I'm terribly sorry, but scaling curves or GTFO. Any random pile of linear algebra works fine-ish at small scales. Very few random piles of linear algebra push the Pareto envelope at large scales.

Do you want to see scaling curves wrt data and param size? I agree that 1.2B and 10B tokens is not representative, but what scale of parameters and dataset sizes would be convincing?

Not to sound facetious, but perhaps enough runs at different param/token sizings to define a curve?

Not every one can afford millions to publish a paper

That's why you do several small and medium scale tests, fit a curve, and ideally show that the trend persists at several scales. Not a single large or medium run - see the other comments down thread for example sizes.

This exact mentality is cancer for peer review/the industry. We all know who you are if you are using 1000+ TPUs, and yes you do get a "buff" to your peer review scores because people know where you work.

Fuck your scaling curves.

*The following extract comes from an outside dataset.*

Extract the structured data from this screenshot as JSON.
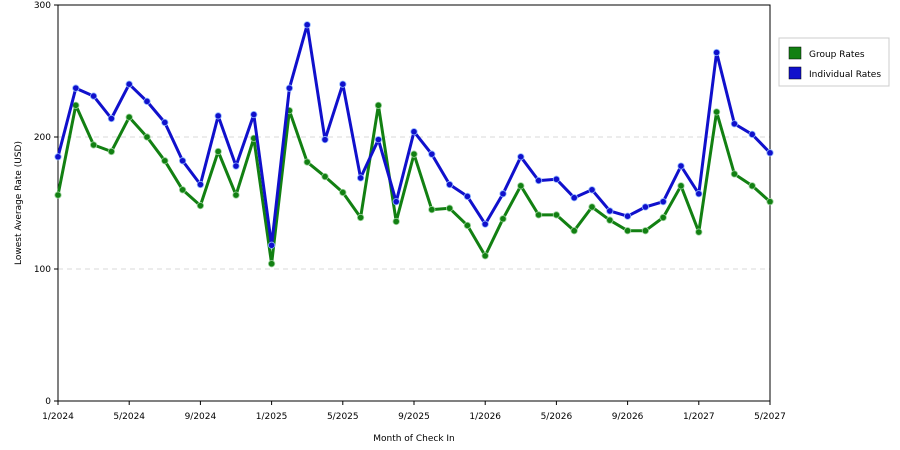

More research labs need to #yolo and try stuff that doesn't have good scaling behavior proven yet. State Space models have continued to take forever to proliferate despite being objectively good because only the god dang Chinese understand that you actually need to #yolo sometimes like making some of your layer state space layers in Hunyuan-T1.

Scaling curves don't need to be drawn at particularly enormous parameter counts to be useful! If you can do a 300M and 1.2B run (like the authors do here), then you can do 150M, 300M, 600M, and 1.2B runs with only 50% more resources, and get a much better sense for whether effects seem to amplify or diminish as scale increases.

Exactly. Good peer reviewers understand that you can also move down on the scaling curve, not just up. Also laughable to try a "yolo" run without validating a scaling ladder/curve.